The average woman is approximately 5'-5" and 150 pounds. Fashion models, on average, are close to 6 feet tall and barely 120 pounds. More than three-fourths have body weights below normal, according to Women's Health Weekly, which says that a quarter of them meet the criteria for anorexia nervosa.

Female body shape timeline

(Source: thesite.org/about_us)

1800s: The ideal was plump, fleshy, full-figured. Corsets made waists artificially tiny while accentuating hips and buttocks and making for digestive tract problems.

1900s-1950s: Thinner became more fashionable. By the 1920s, the Victorian hourglass gave way to the flapper, who bound her breasts to achieve a washboard profile. By the 1950s, a thin woman with a large bust was considered most attractive, thanks largely to Marilyn Monroe. Women now needed to rebuild the curves they had tried to bind and restrain.

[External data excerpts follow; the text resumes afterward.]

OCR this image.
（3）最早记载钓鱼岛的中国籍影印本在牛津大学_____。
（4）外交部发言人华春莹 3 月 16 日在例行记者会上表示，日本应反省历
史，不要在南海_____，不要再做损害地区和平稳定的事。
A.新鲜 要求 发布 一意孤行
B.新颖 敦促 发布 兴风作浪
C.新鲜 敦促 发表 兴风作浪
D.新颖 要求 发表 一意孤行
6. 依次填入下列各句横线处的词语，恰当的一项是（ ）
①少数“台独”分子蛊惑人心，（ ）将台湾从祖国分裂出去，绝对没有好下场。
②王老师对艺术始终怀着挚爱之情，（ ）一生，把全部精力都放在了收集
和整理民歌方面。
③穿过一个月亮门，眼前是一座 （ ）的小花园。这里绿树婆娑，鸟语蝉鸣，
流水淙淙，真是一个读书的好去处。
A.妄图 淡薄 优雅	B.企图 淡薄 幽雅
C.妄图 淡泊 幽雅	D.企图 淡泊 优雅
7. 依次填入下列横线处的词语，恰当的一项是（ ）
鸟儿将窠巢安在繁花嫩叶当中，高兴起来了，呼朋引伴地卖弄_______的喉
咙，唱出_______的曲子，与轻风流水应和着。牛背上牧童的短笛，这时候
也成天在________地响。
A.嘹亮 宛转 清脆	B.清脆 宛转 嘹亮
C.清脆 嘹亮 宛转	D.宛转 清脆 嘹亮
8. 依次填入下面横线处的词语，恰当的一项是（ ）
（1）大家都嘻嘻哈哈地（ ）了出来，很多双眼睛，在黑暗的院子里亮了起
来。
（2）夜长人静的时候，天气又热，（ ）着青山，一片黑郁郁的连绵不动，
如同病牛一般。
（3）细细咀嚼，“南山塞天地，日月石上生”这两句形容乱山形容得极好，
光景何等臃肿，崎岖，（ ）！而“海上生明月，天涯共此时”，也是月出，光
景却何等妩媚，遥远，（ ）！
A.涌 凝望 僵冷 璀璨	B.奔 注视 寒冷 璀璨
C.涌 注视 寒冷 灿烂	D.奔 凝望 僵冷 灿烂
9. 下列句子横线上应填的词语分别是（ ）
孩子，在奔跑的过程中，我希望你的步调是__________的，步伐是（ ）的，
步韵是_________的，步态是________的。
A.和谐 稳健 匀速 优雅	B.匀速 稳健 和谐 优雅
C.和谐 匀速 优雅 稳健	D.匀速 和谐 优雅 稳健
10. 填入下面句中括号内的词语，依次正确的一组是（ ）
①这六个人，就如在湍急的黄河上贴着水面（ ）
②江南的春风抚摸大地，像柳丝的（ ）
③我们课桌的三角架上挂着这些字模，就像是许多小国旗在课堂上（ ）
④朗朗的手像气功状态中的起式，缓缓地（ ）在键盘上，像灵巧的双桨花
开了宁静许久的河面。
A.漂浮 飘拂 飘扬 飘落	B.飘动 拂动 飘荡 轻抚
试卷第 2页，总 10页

1960s: For the first time in history, a severely underweight woman became the female ideal with the arrival of model Twiggy. Weighing in at a shapeless 91 pounds on a 5-foot-6 frame, she had the look of a prepubescent boy.

1970 to today: As the average American got heavier, Playboy magazine promoted slimness through 1978. Miss America winners after 1970 weighed less than the other contestants. The 1980s beauty ideal remained slim but required a more toned and fit look. The 1990s body ideal was Pamela "Baywatch" Anderson, an almost impossible combination of anorexia with gravity-defying breasts.

Today: Thin is in, as is artificial means such as liposuction lessen hips, buttocks and fat in general. In 1975 top models and beauty queens weighed only 8 percent less than the average women. Today they weigh 23 percent less. Both eating disorders and obesity are on the rise.

The answer: belly-dancing

In April, Joan Smith praised belly-dancing in The Independent (London):

"Belly-dancing requires a voluptuous body shape quite distinct from that of the anorexic models and half-starved celebrities who dominate Western culture. Think about it. Could Kate Hudson belly-dance? Nicole Kidman? Cameron Diaz? You can try imagining Victoria Beckham gyrating seductively in a tasselled bra and diaphanous trousers, but the effort is beyond me.

"The author J. K. Rowling complained about the impact on adolescent girls of stick-thin models, saying she did not want her daughters to grow up as 'empty-headed, self-obsessed, emaciated clones.' She's right to highlight the paradox, in societies where huge numbers of people are overweight and obese, that the desirable shape for a woman is becoming ever more insubstantial -- it's a denial of femininity as well as a health problem. Apart from cellulite, there is no bigger sin in London, Paris, New York or Hollywood than having a belly."